Of course the eight-hour day is as antiquated as the craft unions themselves. Today we should be agitating for a five-hour workday.

The Industrial Worker
May 1, 1912

The Eleventh of November has become a day of international importance, cherished in the hearts of all true lovers of Liberty as a day of martyrdom. On that day was offered to the gallows-tree martyrs as true to their ideal as ever were sacrificed in any age....

Our comrades were not murdered by the state because they had any connection with the bombthrowing, but because they were active in organizing the wage-slaves. The capitalist class didn't want to find the bombthrower; this class foolishly believed that by putting to death the active spirits of the labor movement of the time, it could frighten the working class back to slavery.

The Agitator
November 1, 1912

Parsons, Spies, Lingg, Fischer and Engel: Although all that is mortal of you is laid beneath that beautiful monument in Waldheim Cemetery, you are not dead. You are just beginning to live in the hearts of all true lovers of liberty. For now, after forty years that you are gone, thousands who were then unborn are eager to learn of your lives and heroic martyrdom, and as the years lengthen the brighter will shine your names, and the more you will come to be appreciated and loved.

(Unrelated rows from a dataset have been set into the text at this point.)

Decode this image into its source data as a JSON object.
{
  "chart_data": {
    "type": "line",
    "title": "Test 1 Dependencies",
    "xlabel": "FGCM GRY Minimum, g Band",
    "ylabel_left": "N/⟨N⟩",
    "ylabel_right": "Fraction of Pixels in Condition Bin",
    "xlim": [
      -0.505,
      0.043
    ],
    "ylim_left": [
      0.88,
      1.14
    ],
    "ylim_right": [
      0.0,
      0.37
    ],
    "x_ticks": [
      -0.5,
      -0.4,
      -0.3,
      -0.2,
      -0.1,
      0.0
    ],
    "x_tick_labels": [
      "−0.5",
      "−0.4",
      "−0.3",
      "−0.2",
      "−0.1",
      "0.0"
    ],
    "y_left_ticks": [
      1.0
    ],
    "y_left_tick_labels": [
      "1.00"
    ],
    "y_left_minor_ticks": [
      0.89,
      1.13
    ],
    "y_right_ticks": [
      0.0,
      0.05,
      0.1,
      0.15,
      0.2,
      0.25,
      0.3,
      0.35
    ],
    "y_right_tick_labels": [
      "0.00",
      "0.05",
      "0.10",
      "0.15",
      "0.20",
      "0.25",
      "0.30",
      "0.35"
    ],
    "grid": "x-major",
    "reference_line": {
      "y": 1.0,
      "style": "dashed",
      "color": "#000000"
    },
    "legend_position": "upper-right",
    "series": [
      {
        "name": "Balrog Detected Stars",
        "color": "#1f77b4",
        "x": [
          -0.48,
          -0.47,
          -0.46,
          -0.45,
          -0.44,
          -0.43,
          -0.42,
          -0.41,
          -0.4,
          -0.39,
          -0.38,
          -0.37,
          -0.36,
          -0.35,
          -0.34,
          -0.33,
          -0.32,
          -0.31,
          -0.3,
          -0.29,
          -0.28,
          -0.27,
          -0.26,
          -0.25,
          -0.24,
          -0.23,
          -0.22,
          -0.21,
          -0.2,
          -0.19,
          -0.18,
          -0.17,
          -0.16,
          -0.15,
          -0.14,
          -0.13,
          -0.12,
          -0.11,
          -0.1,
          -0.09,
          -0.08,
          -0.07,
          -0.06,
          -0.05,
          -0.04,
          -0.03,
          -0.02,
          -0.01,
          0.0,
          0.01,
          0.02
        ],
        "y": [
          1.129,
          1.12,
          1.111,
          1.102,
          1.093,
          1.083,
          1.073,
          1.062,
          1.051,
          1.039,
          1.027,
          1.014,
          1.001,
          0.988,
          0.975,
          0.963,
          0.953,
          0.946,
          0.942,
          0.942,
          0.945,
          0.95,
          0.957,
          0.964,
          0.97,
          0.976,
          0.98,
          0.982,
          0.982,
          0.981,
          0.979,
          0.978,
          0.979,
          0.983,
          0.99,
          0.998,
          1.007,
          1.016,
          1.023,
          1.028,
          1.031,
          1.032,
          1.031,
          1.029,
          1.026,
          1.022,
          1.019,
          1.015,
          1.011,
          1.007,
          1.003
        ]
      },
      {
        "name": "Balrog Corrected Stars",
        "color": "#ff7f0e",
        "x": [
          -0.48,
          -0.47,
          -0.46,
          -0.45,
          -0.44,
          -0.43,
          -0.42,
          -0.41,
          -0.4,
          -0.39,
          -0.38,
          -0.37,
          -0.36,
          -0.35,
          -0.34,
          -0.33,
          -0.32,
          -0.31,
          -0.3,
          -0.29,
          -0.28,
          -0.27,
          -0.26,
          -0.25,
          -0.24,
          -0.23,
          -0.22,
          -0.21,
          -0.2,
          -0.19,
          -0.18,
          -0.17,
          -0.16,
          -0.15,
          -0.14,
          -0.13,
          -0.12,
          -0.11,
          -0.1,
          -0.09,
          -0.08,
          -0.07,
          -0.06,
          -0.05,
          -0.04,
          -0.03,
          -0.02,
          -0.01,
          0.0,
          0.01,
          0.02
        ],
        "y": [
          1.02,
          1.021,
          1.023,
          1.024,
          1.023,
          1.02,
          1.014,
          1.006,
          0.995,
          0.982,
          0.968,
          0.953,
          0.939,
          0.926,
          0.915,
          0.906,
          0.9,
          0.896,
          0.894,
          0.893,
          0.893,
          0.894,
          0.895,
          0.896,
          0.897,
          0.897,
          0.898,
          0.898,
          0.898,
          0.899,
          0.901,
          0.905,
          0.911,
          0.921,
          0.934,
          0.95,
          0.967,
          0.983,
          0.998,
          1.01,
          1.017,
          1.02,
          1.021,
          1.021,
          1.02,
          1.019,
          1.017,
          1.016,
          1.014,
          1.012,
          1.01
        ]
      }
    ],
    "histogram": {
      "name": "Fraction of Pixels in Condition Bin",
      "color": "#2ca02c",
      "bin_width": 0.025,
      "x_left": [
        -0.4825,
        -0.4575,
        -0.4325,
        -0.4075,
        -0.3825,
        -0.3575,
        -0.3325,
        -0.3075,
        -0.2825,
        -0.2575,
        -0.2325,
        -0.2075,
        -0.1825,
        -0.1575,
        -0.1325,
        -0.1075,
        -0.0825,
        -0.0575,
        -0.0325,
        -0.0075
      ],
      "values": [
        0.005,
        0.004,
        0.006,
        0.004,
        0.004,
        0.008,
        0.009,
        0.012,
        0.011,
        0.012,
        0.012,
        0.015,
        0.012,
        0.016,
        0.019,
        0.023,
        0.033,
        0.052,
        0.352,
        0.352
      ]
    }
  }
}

Those who so foully murdered you, under the forms of law - lynch law - in a court of supposed justice, are forgotten.

Rest, comrades, rest. All the tomorrows are yours!

The Labor Defender
November 1926

Once again on November 11 a memorial meeting will be held to commemorate the death of the Chicago Haymarket martyrs. 1937 is the fiftieth anniversary, and this meeting bids fair to be more widely observed than any of the forty-nine previous ones. . . .

On that gloomy morning of November 11, 1887, I took our two little children to jail to bid my beloved husband farewell. I found the jail roped off with heavy cables. Policemen with pistols walked in the enclosure.

I asked them to allow us to go to our loved one before they murdered him. They said nothing.

Then I said, "Let these children bid their father good-bye; let them receive his blessing. They can do no harm."

In a few minutes a patrol-wagon drove up and we were locked up in a police station while the hellish deed was done.

Oh, Misery, I have drunk thy cup of sorrow to its dregs, but I am still a rebel.

The One Big Union Monthly
November 1937


Source:
Roediger, Dave, and Franklin Rosemont, eds. Haymarket Scrapbook. Charles H. Kerr Publishing Co., Chicago, 1986.